A short sample from Problems with Strieber and The Key:
#37. LOVING YOUR ENEMY AND THE BATTLE WON
The Master of the Key has a very broad-minded view of the value of “the darkness” and one’s enemies:
Remember that the air is never so sweet, nor thy wife so comely, nor thy child so beautiful, as after the battle won. We depend upon our enemy for the sweetness of our lives. Love your enemy, for he is your best friend. Without the darkness, you would never know the glory of the firmament. (55)
But similar language appears in The Secret School (1997):
Without the terror, though, none of the rewards would come. There would be none of the sweetness, not to say the glory, of victory. […] So also does Christ’s admonition to love one’s enemy. There is an extraordinary benefit: the air after a battle won is sweet indeed. (83)
And the same language can be found in Strieber’s earlier work Breakthrough (1995):
I saw the true meaning of “love thine enemies,” that the enemy makes the victory sweet as certainly as the light depends on the darkness to be seen. If there was no evil, good would be invisible […] (ch 12)
Finally, the same notion of loving your enemies because they offer the experience of victory was swirling in Strieber’s mind even at the time of his early novel The Hunger (1981):
Love your enemy, her father used to say, for without him you would never taste the flavor of victory. (ch 4)
Problems with Strieber and The Key exhaustively shows that the Master of the Key's statements and ideas are Strieber's own. The paper suggests that scientific predictions made in The Key, far from being new and unknown, were taken from the popular scientific literature at around the time Strieber wrote The Key. The paper also highlights the considerable influence of G. I. Gurdjieff, Michael Talbot, and others on Strieber's 'true encounter'. The paper also explores Strieber's bizarre charges of censorship against his own self-published book.

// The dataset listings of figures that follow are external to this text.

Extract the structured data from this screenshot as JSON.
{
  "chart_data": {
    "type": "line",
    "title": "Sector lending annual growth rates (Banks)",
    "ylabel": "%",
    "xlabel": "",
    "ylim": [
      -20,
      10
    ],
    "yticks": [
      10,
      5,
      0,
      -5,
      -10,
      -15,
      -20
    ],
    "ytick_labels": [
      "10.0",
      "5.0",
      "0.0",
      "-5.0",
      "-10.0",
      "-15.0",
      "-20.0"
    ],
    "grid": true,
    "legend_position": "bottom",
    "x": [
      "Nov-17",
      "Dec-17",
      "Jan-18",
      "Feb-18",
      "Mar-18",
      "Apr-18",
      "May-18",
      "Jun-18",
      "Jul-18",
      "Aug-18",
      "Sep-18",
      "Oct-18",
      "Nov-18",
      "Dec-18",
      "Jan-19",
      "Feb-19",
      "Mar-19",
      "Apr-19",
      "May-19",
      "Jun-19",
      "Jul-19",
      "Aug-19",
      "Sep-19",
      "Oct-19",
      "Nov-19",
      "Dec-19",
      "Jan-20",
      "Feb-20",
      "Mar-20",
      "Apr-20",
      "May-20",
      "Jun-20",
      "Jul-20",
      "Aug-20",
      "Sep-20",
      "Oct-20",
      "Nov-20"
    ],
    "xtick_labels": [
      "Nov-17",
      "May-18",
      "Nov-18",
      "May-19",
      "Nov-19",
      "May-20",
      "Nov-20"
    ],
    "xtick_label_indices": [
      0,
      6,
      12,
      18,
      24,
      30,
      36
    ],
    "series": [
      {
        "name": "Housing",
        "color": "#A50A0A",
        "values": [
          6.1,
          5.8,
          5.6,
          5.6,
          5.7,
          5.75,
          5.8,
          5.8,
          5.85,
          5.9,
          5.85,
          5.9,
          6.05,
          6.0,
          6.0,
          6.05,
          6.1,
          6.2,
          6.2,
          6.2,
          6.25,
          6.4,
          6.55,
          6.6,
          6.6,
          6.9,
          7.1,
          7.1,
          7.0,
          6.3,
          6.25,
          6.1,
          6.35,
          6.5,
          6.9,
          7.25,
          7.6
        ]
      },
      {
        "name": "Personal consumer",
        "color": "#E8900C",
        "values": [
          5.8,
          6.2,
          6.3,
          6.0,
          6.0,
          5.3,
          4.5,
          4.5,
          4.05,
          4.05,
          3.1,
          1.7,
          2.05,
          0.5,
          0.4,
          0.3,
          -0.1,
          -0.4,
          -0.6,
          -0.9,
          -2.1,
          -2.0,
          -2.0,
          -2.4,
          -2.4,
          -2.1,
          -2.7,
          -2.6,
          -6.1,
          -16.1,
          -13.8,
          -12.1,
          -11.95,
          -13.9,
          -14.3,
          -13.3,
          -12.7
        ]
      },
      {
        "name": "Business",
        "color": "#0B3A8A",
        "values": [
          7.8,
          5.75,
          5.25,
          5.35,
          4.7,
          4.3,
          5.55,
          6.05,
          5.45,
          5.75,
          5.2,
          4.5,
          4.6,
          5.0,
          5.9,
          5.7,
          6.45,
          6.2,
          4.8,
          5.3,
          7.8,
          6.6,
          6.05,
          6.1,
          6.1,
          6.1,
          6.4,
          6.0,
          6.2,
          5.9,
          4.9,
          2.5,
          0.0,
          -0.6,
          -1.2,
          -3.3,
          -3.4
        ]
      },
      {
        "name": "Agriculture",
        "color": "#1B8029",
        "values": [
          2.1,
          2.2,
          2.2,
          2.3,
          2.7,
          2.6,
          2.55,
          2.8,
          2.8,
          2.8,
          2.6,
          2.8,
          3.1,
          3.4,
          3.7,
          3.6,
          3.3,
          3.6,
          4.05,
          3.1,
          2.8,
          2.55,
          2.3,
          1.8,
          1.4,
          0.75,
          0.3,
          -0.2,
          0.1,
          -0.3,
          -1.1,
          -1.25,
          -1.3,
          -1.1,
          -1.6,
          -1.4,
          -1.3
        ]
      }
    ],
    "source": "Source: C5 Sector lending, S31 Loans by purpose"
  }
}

Neither a simple hoax nor ordinary delusion, Strieber's The Key shows an author so committed to his imagination that he is able to convince himself and his audience of a 'true encounter' full of new truths in order to validate his own ideas.
Problems with Strieber and The Key decisively calls into question Strieber's self-chosen mission to act as a credible bridge between experiences of the otherworldly and intellectual culture, the scientific community, and policy elites.
Problems with Strieber and The Key reconsiders Strieber's body of work in light of the debacle with The Key and the fictional figure of the Master of the Key.
The paper is presented for free download to enthusiasts and researchers of the paranormal, the extraterrestrial, and the otherworldly.